There's no need do any of it again or harder. We've already won.

And by "we," I mean all of us. Of course, people on the right wont't accept this because they can't stand losing an ideological argument (in typical adolescent form). They will have you believe our world is going to end any minute. In a certain sense, THEIR world has ended, in their eyes, because they have been proven wrong.  Their enemy is the truth so they have to invent fiction. Since there is never a shortage of fearful and ignorant people, they have power and here's where the danger comes in.

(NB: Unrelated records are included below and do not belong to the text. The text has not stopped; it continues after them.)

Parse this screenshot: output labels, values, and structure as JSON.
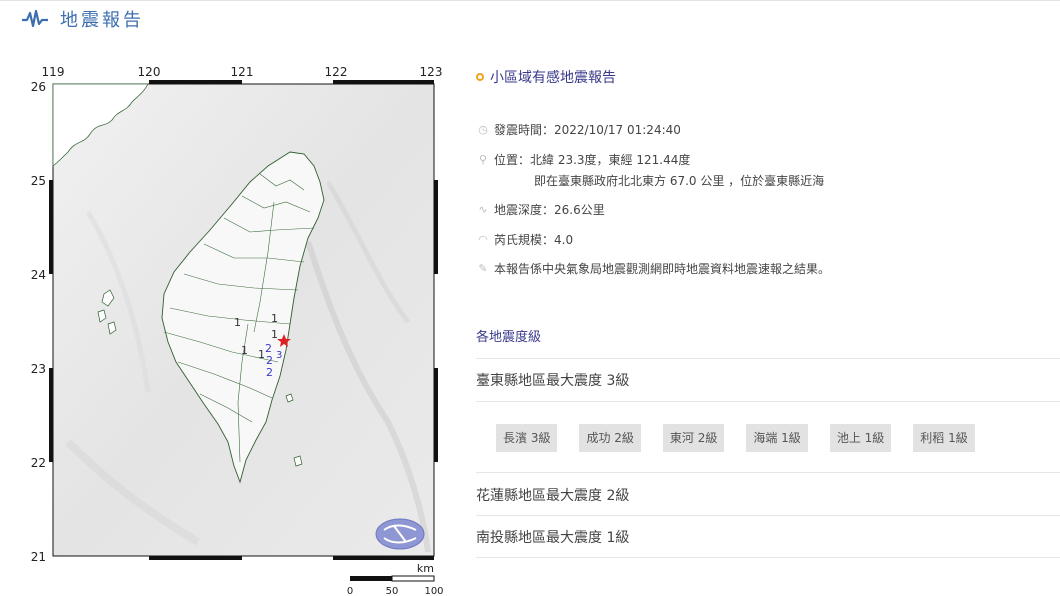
{
  "header": {
    "title": "地震報告",
    "icon": "seismograph-wave-icon"
  },
  "map": {
    "lon_labels": [
      "119",
      "120",
      "121",
      "122",
      "123"
    ],
    "lat_labels": [
      "26",
      "25",
      "24",
      "23",
      "22",
      "21"
    ],
    "scale": {
      "unit": "km",
      "labels": [
        "0",
        "50",
        "100"
      ]
    },
    "intensity_marks": [
      {
        "value": "1",
        "color": "#333333"
      },
      {
        "value": "1",
        "color": "#333333"
      },
      {
        "value": "1",
        "color": "#333333"
      },
      {
        "value": "1",
        "color": "#333333"
      },
      {
        "value": "1",
        "color": "#333333"
      },
      {
        "value": "2",
        "color": "#3a3acc"
      },
      {
        "value": "2",
        "color": "#3a3acc"
      },
      {
        "value": "3",
        "color": "#3a3acc"
      },
      {
        "value": "2",
        "color": "#3a3acc"
      }
    ],
    "epicenter_color": "#e02020",
    "logo": "cwb-logo"
  },
  "report": {
    "title": "小區域有感地震報告",
    "time_label": "發震時間：",
    "time": "2022/10/17 01:24:40",
    "location_label": "位置：",
    "location": "北緯 23.3度，東經 121.44度",
    "location_detail": "即在臺東縣政府北北東方 67.0 公里 ，位於臺東縣近海",
    "depth_label": "地震深度：",
    "depth": "26.6公里",
    "magnitude_label": "芮氏規模：",
    "magnitude": "4.0",
    "note": "本報告係中央氣象局地震觀測網即時地震資料地震速報之結果。",
    "icons": [
      "clock-icon",
      "location-pin-icon",
      "wave-icon",
      "rainbow-icon",
      "pen-icon"
    ]
  },
  "intensity": {
    "section_title": "各地震度級",
    "counties": [
      {
        "name": "臺東縣地區最大震度 3級",
        "stations": [
          "長濱 3級",
          "成功 2級",
          "東河 2級",
          "海端 1級",
          "池上 1級",
          "利稻 1級"
        ]
      },
      {
        "name": "花蓮縣地區最大震度 2級"
      },
      {
        "name": "南投縣地區最大震度 1級"
      }
    ]
  }
}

As the very famous and accurate phrase goes, we hate in others what we fear in ourselves. Yet, it was THEIR policies of deregulation and free market fundamentalism that brought us to the tough economic spot we are in right now. THEY are the ones that want to "Do it again, only harder" because they simply can't stand being wrong or admitting fault.

This is the Romney-Ryan ticket in a nutshell. It's a fantasy world filled with promises of giving failed policies another shot because somehow it was the fault of liberals that they didn't work the first time. I've said this many times and I guess I have to say it again.

The party who champions individual responsibility claims none of it.